Operating System - Linux
1753468 Members
4686 Online
108794 Solutions
New Discussion юеВ

Problem with network config

 
Pramod_4
Trusted Contributor

Problem with network config

I am trying to create a two node cluster on RHL AS3 with MC/SG 11.15. I get the following error during cmcheckconf:
-----------------------------------------------
# cmcheckconf -v -C TEST_cluster.ascii

Checking cluster file: TEST_cluster.ascii
Note : a NODE_TIMEOUT value of 2000000 was found in line 111. For a
significant portion of installations, a higher setting is more appropriate.
Refer to the comments in the cluster configuration ascii file or ServiceGuard
manual for more information on this parameter.
Checking nodes ... Done
Checking existing configuration ... Done
Warning: Can not find configuration for cluster DDE
Gathering configuration information ... Done
Gathering configuration information ..
Gathering storage information ..
Found 1 devices on node carol
Found 1 devices on node marsha
Analysis of 2 devices should take approximately 1 seconds
0%----10%----20%----30%----40%----50%----60%----70%----80%----90%----100%
.
Gathering Network Configuration ........ Done

Error: Unable to determine network configuration: failed to receive net probe reply from node carol
Failed to probe network
Warning: Network interface eth0 on node marsha couldn't talk to itself.
Error: Detected a partition of IP subnet 10.42.2.0.
Partition 1
carol eth0
Partition 2
marsha eth0
Failed to evaluate network
cmcheckconf : Unable to reconcile configuration file TEST_cluster.ascii
with discovered configuration information.
#
----------------------------------------------

Any idea ?


Thanks,
Pramod

11 REPLIES 11
Serviceguard for Linux
Honored Contributor

Re: Problem with network config

One of the most common problems is with firewalls. First try turning the firewall off entirely and try cmcheckconf again. If that doesn't work, post TEST_cluster.ascii. More questions may follow after that, but they'll have some good info to be based on.
Pramod_4
Trusted Contributor

Re: Problem with network config

In fact, cmcheckconf output shown above is after turning off iptable and unloading the iptable module from the running kernel.

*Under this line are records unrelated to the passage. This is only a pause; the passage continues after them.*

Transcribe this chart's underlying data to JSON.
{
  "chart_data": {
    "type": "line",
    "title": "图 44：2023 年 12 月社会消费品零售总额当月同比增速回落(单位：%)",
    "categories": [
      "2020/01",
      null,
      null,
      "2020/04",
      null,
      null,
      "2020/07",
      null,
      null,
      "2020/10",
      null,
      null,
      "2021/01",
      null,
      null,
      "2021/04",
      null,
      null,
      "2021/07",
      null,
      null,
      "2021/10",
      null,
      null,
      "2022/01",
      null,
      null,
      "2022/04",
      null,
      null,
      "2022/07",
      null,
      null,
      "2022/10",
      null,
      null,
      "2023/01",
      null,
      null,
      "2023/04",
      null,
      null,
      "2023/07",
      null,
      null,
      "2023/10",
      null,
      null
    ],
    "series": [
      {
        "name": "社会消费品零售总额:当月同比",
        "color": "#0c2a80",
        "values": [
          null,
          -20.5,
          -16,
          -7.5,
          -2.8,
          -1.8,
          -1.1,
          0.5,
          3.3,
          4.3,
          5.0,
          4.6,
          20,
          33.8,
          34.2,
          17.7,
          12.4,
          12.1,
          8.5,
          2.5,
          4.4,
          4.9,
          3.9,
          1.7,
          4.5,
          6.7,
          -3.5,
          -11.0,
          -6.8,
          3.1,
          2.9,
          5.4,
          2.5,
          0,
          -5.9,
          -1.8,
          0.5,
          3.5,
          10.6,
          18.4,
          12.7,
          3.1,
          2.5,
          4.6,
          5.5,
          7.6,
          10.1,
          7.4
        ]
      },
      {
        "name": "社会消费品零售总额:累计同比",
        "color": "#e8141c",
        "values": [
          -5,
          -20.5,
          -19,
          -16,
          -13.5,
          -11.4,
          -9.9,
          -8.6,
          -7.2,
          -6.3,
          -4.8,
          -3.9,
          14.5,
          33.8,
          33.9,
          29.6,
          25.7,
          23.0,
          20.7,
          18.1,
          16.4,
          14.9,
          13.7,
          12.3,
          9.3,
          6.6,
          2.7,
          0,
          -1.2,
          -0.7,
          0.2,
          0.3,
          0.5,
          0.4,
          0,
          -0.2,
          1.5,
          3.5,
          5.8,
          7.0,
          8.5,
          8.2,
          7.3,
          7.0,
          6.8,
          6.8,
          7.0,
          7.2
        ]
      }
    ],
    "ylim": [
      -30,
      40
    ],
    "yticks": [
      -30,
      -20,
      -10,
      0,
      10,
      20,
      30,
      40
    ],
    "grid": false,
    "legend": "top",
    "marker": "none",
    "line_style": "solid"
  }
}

TEST_cluster.ascii is attached.

Any other thought ?
Steven E. Protter
Exalted Contributor

Re: Problem with network config

Are all the ip addresses set without conflict on the two nodes?

SEP
Steven E Protter
Owner of ISN Corporation
http://isnamerica.com
http://hpuxconsulting.com
Sponsor: http://hpux.ws
Twitter: http://twitter.com/hpuxlinux
Founder http://newdatacloud.com
Pramod_4
Trusted Contributor

Re: Problem with network config

There is no conflit in IP address. I can SSH to both nodes without any problem. I am able to SSH to each other as well.

Serviceguard for Linux
Honored Contributor

Re: Problem with network config

One point and something else to try to get more info.

First, it is odd (but not necessarily a problem) that the LUNs identified as the CLUSTER_LOCK_LUN is different for the two nodes. Most clusters would have those the same. Are these really the same physical LUN?

Try "cmquerycl -n node1 -C filename" on node1
then try it on node2. This helps determine the source of communication problems.
Pramod_4
Trusted Contributor

Re: Problem with network config

As you could see in the cmcheckconf output it didn'y complain about the disk but network.

Yes, they are same physical EMC devices referenced by different device files on two nodes.

I did the cmcheckconf on both nodes and the error is abosolutely same.

Any other thoughts ?

melvyn burnard
Honored Contributor

Re: Problem with network config

As per the following:
Error: Unable to determine network configuration: failed to receive net probe reply from node carol
Failed to probe network
Warning: Network interface eth0 on node marsha couldn't talk to itself.
Error: Detected a partition of IP subnet 10.42.2.0.
Partition 1
carol eth0
Partition 2
marsha eth0

This is usually an indication of a physical networking issue, not Serviceguard issues.
This could be due to any one of a number of issues.
Is there a router between the two nodes?
Is the subnet mask the same?
Is the Broadcast address the same?

My house is the bank's, my money the wife's, But my opinions belong to me, not HP!
Pramod_4
Trusted Contributor

Re: Problem with network config

Melvyn,

NIC on both nodes are on the same subnet and they have same broadcast address.

I have even tried with cross over connection between these two nodes but the result is same.

NIC is Broadcom BCM5703 and the driver used is tg3.

Any other thoughts ?


Serviceguard for Linux
Honored Contributor

Re: Problem with network config

I'd suggest that you "triple check" that the firewall is off. Temporarily turn on something like telnet and see if it works.

I didn't see any specific response about my request that you run the cmquerycl on the individual nodes. Did you do that. This can be helpful in identifying whether a node has "permission" to talk to itself over the network. Don't rely on just ssh working.